Several things struck me when I started my sociological studies – how hard it was to understand anything I was told or read, how narrow and inexperienced where most of (but not all) my lecturers and fellow students however clever and erudite in other respects, and how it seemed de rigueur to have a specified guru (Althusser, Marx, Elias, Weber, Habermas, Marcuse,  Luhmann, etc. ) and rely mainly on a fairly restricted range of canonical texts.

Now, 33 years later and after continuous habitation in the world of higher education and professional sociology, I am turning (for fun!) back to some of the texts I read in the early days with so much difficulty and feelings of inferiority. Many I have not looked at again since those days. However, rereading some of them has been a revelation. I now think H Stuart Hughes’ Consciousness and Society: The Reorientation of European Social Thought (1958) is magisterial. He was one of the very first in the English speaking world to recognise and comment upon the importance of Gramsci. When I first read it I found it almost impenetrable.

Speaking of Gramsci, another book I am reading that I haven’t looked at since the late 1980s and really struggled with is A Gramsci Reader (2008) edited by David Forgacs. Now I am finding it written clearly and succinctly and of enormous relevance to today’s political changes and unrest. Quite a few forthcoming notes and quotes in this blog will be from this book.

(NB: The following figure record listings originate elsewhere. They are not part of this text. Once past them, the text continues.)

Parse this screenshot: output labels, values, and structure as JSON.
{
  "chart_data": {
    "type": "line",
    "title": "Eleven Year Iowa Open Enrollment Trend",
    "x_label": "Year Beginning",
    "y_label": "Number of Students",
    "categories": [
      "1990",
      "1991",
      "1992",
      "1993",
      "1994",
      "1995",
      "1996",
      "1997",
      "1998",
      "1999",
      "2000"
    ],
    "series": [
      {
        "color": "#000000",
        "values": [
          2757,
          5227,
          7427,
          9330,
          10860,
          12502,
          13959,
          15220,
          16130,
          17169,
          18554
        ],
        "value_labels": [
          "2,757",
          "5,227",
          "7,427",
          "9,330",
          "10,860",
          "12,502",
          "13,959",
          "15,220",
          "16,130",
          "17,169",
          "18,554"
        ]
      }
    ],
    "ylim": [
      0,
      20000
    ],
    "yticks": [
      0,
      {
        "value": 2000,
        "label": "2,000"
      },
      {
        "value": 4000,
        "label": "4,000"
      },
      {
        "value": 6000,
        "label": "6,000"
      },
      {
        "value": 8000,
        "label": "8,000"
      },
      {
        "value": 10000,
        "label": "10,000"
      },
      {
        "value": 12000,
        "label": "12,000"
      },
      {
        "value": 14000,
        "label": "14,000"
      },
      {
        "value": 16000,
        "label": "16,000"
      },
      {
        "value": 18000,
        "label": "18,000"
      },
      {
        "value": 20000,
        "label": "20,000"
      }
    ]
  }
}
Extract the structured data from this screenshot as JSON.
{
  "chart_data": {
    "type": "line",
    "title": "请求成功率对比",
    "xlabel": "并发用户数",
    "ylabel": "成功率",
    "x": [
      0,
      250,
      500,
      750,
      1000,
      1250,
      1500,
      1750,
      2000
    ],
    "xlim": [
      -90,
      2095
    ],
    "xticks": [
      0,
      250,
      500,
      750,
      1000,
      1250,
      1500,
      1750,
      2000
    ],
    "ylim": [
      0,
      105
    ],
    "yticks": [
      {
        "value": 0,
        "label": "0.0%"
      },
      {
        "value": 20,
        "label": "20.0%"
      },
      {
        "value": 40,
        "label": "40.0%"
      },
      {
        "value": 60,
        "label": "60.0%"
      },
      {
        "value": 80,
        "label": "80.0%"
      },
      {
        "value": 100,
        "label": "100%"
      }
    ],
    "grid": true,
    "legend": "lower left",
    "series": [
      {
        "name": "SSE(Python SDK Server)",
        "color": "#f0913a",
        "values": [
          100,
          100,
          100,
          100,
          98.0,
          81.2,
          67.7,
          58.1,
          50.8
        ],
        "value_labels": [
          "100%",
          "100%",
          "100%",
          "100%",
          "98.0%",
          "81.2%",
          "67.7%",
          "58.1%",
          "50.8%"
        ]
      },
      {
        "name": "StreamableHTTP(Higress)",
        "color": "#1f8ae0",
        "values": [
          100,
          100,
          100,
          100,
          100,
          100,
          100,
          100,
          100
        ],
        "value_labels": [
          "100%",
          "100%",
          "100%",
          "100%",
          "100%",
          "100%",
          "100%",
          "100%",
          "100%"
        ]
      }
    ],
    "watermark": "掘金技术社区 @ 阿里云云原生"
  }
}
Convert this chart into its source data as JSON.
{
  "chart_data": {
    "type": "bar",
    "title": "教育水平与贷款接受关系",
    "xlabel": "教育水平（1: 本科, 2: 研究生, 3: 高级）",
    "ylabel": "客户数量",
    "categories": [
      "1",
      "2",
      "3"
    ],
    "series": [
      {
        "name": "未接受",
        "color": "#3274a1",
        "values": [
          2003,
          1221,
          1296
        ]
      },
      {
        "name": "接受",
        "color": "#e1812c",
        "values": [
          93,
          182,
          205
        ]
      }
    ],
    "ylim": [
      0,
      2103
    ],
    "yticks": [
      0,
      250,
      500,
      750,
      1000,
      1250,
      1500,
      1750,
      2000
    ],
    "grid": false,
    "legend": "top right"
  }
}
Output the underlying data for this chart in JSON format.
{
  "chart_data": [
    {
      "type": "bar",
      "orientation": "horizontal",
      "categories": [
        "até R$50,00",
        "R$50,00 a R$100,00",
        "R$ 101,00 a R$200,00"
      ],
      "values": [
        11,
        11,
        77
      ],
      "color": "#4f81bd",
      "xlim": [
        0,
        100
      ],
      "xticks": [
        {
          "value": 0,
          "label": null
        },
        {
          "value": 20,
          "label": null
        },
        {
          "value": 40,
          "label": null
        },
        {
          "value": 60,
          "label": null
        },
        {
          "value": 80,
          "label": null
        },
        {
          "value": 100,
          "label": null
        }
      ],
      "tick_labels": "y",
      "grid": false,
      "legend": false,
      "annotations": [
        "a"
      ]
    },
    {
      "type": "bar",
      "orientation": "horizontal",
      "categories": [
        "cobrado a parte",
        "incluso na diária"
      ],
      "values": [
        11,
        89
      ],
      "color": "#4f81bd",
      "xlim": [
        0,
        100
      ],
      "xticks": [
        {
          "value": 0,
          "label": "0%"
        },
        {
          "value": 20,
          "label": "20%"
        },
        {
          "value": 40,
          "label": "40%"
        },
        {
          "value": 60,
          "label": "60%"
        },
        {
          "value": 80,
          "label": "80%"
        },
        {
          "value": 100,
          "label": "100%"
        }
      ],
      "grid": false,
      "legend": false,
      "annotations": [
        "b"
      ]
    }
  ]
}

I am not, however, looking for the holy text or texts that will answer all my questions and tell me what to think and do. I have had a couple of dispiriting exchanges recently where individuals who I otherwise respect have said when, for instance, I have expressed an interest in Bauman’s ideas on the changing role of public intellectuals from legislators to interpreters and what this means for their relation to civil society and politics, that he is mistaken and his work so flawed it is not worth spending time on. This usually comes with a recommendation to read some other thinker who has got it right. I have had similar reactions, from different individuals, when I say I am rereading Capital, or Elias, or Foucault. I really don’t know what their problem is, unless a fear of the messy and uncertain real world. Social, political, economic and cultural processes are unimaginably complex. I will read and take from anyone who has made a principled attempt to understand society and social change. For instance, Alhusser was on dodgy ground when he characterised individual actors as mere ‘bearers of structure’ but his views on identity formation and ‘interpelation’ are useful and are saying something important, as is Foucault when he talks of ‘regimes of truth’ and Elias when he elaborates his ideas on sociogenesis, or Marx on surplus value. At the end of the day these are all resources to think with and about in discussion with others to make sense of the world we live in and to work out what we believe and how we should act,  how we should live, what sort of world we want to live in and how we might achieve it. Pre-eminantly, how do we want to relate to and live with others with respect, in common humanity in harmony with ourselves and the environment.  None of the putative gurus can answer this for us. This is a job we must do for ourselves by means of a bit of intelligent collegiate ‘winging it’.